No caso atual, disse Fux, a investigação e o julgamento aconteceram em tempo muito mais curto, apesar do volume recorde de provas. Para ele, essa disparidade revela a pressa com que o caso foi conduzido, em contraste com a complexidade que deveria exigir uma análise minuciosa e demorada.
Contra a pressa e a dureza além da lei
O ministro também criticou a velocidade com que o processo foi conduzido. Para ele, julgamentos dessa importância não podem ser feitos no atropelo: “Não é razoável exigir da defesa que, em tão pouco tempo, responda a um volume dessa magnitude.”
E deixou um alerta contra condenações guiadas pelo calor do momento: “Juiz se faz mais severo do que a lei.” A frase foi recebida como um recado de que não cabe ao magistrado endurecer penas ou acelerar processos por pressão externa.
Provas e absolvições
Na parte final, Fux retomou o princípio central do direito penal: a necessidade de certeza. “É preciso condenar quando houver certeza e, o mais importante, ter humildade para absolver quando houver dúvida.”
Com esse entendimento, ele absolveu Jair Bolsonaro e outros seis réus por falta de provas inequívocas.

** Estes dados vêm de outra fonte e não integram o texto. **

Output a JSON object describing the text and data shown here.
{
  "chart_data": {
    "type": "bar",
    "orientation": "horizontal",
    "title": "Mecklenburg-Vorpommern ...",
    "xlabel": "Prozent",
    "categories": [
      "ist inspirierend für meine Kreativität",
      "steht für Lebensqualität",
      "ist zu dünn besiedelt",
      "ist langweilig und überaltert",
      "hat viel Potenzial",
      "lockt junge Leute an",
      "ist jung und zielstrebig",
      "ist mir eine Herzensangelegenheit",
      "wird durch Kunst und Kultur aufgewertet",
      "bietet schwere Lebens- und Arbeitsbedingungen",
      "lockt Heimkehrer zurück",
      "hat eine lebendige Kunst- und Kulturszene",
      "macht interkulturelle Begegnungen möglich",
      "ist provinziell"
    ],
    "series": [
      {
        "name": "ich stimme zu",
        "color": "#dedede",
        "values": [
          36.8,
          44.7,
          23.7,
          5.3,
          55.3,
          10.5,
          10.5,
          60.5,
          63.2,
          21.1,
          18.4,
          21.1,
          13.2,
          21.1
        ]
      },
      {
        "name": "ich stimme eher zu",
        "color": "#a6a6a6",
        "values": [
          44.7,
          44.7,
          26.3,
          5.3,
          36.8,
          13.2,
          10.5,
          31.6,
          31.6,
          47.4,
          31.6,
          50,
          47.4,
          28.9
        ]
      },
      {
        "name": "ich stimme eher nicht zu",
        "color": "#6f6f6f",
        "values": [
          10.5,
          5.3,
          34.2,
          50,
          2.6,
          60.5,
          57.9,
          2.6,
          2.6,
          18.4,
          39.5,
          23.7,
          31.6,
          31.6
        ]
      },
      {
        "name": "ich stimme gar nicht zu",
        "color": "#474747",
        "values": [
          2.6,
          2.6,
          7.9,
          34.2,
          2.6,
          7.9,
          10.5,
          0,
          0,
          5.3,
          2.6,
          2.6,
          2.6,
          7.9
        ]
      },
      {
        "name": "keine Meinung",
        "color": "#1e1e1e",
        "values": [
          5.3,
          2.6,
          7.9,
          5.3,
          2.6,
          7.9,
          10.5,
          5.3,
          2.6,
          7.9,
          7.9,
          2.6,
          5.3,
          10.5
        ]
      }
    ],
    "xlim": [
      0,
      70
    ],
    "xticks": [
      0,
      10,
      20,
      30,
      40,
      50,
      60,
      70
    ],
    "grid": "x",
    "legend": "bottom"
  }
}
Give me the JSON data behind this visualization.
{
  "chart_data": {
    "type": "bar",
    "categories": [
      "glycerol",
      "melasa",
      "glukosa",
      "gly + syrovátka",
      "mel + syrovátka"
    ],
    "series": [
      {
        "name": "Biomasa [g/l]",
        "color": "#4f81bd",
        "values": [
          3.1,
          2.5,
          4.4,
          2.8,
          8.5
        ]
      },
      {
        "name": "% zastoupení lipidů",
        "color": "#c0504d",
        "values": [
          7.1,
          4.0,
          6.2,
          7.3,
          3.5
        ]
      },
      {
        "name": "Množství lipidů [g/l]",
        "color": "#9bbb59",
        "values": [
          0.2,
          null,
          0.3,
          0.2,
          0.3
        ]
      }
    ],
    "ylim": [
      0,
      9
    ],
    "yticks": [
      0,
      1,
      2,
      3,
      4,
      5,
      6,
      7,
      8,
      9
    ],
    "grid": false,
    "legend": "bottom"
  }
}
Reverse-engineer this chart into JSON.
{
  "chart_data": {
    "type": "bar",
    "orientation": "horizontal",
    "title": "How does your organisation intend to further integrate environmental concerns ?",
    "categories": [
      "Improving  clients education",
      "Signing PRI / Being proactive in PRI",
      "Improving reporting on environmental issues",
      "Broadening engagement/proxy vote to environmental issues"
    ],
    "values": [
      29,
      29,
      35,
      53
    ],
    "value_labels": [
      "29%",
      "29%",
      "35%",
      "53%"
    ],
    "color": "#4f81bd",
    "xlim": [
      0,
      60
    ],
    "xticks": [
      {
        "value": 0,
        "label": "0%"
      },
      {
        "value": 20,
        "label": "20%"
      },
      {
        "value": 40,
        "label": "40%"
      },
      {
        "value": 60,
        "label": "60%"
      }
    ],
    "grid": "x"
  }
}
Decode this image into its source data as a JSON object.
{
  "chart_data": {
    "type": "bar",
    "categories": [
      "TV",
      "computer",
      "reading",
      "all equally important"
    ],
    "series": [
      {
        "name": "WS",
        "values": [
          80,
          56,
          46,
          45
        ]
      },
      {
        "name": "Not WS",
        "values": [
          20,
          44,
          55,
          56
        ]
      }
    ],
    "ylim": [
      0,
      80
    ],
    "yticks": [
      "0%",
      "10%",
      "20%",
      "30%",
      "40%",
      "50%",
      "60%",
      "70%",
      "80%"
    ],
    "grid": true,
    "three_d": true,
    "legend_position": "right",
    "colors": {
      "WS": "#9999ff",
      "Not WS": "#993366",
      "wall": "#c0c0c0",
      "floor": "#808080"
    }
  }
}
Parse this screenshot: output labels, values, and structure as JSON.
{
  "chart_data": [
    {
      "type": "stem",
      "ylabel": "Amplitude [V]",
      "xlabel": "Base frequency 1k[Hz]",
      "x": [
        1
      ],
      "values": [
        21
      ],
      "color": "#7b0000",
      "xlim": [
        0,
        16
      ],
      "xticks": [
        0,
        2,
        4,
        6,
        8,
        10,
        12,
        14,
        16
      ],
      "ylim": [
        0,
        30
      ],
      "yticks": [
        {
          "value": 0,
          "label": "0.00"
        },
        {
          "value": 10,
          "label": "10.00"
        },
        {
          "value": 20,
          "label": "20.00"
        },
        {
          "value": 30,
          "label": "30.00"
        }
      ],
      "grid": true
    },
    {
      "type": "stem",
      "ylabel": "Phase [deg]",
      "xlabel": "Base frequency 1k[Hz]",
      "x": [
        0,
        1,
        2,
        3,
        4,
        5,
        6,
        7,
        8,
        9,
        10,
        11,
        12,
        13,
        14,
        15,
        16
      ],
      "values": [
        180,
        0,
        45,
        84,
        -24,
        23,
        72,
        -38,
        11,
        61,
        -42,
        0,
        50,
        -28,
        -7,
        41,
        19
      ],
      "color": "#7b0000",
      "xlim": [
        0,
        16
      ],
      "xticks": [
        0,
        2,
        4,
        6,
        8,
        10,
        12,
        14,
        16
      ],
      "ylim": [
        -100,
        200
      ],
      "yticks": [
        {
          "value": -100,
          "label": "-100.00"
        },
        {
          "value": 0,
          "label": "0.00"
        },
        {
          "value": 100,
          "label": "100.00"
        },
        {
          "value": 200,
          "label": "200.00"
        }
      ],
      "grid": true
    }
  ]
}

Apenas Mauro Cid e Braga Netto receberam condenações parciais, em pontos específicos ligados à tentativa de abolição violenta do Estado Democrático de Direito.
Um recado para o STF
- O voto de Luiz Fux entrou para a história porque:
- questionou a competência do STF para julgar o caso;
- expôs falhas graves de cerceamento de defesa;
- reforçou a necessidade de provas sólidas para qualquer condenação.
Ao final de quase 14 horas, Fux deixou um recado claro: “Não compete ao STF realizar um juízo político do que é bom ou ruim, conveniente ou inconveniente.”
Um voto longo, detalhado e firme, que não apenas julgou réus, mas também colocou em debate os limites do próprio Supremo Tribunal Federal.